High turnover is a common problem for many university police departments. We have all heard the typical reasons why officers leave campus policing to join traditional police departments – higher pay, more opportunities for diverse assignments and the perception (or misperception) that the officer will be recognized as “a real police officer.” However, what I have come to realize after nearly 20 years of university policing is that officers usually leave because, simply put, they were just ineffective in the higher education environment.
These officers failed to successfully engage the community and ultimately left to seek employment with a department that was better suited to their policing style. They were not bad police officers or horrible people. They perhaps did not have the dispositions to be effective police officers on a college campus.
I recently conducted a study to determine if effective university police officers differ from less effective ones based on their dispositions. The term “disposition” refers to an individual’s perceptions, attitudes or core beliefs regarding the world and the people and things in it. By determining that effective university police officers possess specific dispositions, strategies can be developed to identify these qualities in candidates during the hiring process. This could lead to the hiring of effective university officers who are more likely to become engaged in the campus community and ultimately improve the organization’s overall effectiveness.
University Policing is a Helping Profession
University police departments historically have worked hard to mirror traditional law enforcement agencies, but the research tells us that the role of the campus police officer is in fact different than our traditional counterparts. Although we do act as a law enforcer and protector, we’re expected to provide much more to our communities. We are educators, advisers, mentors, coaches, social workers, counselors and so on. The helping professions research has typically focused on professions such as counselors, therapists, teachers, nurses and pastors. It wasn’t until my study that police at institutions of higher education could be empirically included on this list.
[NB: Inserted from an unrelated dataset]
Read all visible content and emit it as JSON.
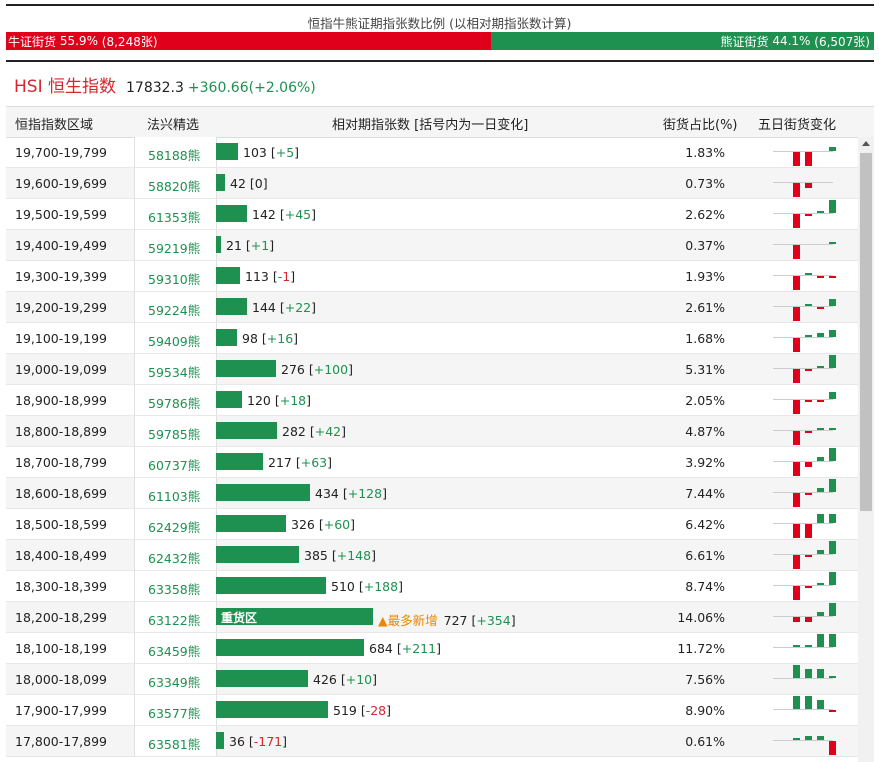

A professional helper can be viewed as an individual who serves in a preventive function, identifies strengths and weaknesses, and proactively assists others from getting themselves into difficulties. This definition of a helping professional closely resembles the underlying philosophy of the community oriented policing model that most university police departments have adopted.
In order for a university police officer to be effective they must successfully and consistently balance the appropriate enforcement of the law and the principles associated with the community oriented policing philosophy (service, education/crime prevention, building partnerships, problem solving). This enables the officer to contribute to student success and advance the overall mission of the university. Personal beliefs and perceptions (i.e., dispositions) are a significant contributor to an officer’s ability to succeed at this. The dispositions associated with effectiveness are what allow police officers (with strong content knowledge and police skill) to excel in this profession.
Most campus police departments require their staff to perform “quality of life” services, such as helping students who are locked out of their residence hall room, vehicle battery jumps, assisting with disabled vehicles by other means and safety escorts. If the expectation is that officers routinely and effectively perform these helping services, why not hire individuals who are best suited to perform these services? They should not only want to, but enjoy performing these services.
Dispositions Associated with Campus Police Officer Effectiveness
Effective and less effective university police officer dispositions do in fact differ. Effective officers possess four key dimensions of dispositions associated with effectiveness. In turn, less effective officers were lacking these dimensions.
First, effective campus officers have the ability to put themselves in others shoes and feel empathy for those they are helping. Effective officers are always concerned about how things look from the point of view of those they are helping. Less effective officers, on the contrary, are only concerned with how things look to themselves.
Secondly, an effective university police officer is capable of building good relationships with students and those they serve. They believe in others’ worth and that others have the capacity to solve their own issues. Less effective public safety personnel would view all college students as trouble makers. The reality is that only a small percentage of the overall student population actually causes problems on campus.
Next, effective university officers believe that they are in their jobs because it is their calling. They understand the big picture and overall mission of the department and university.
Finally, people always come first. Effective university police officers have the ability to think outside the box, and are driven by the human aspects of the situation, not the procedural aspects. They don’t believe in a single “right” method or approach but rather understand the best method is the one most fitting for the particular person or situation.
Jason G. Willis, Ed.D is Northern Kentucky University’s chief of police.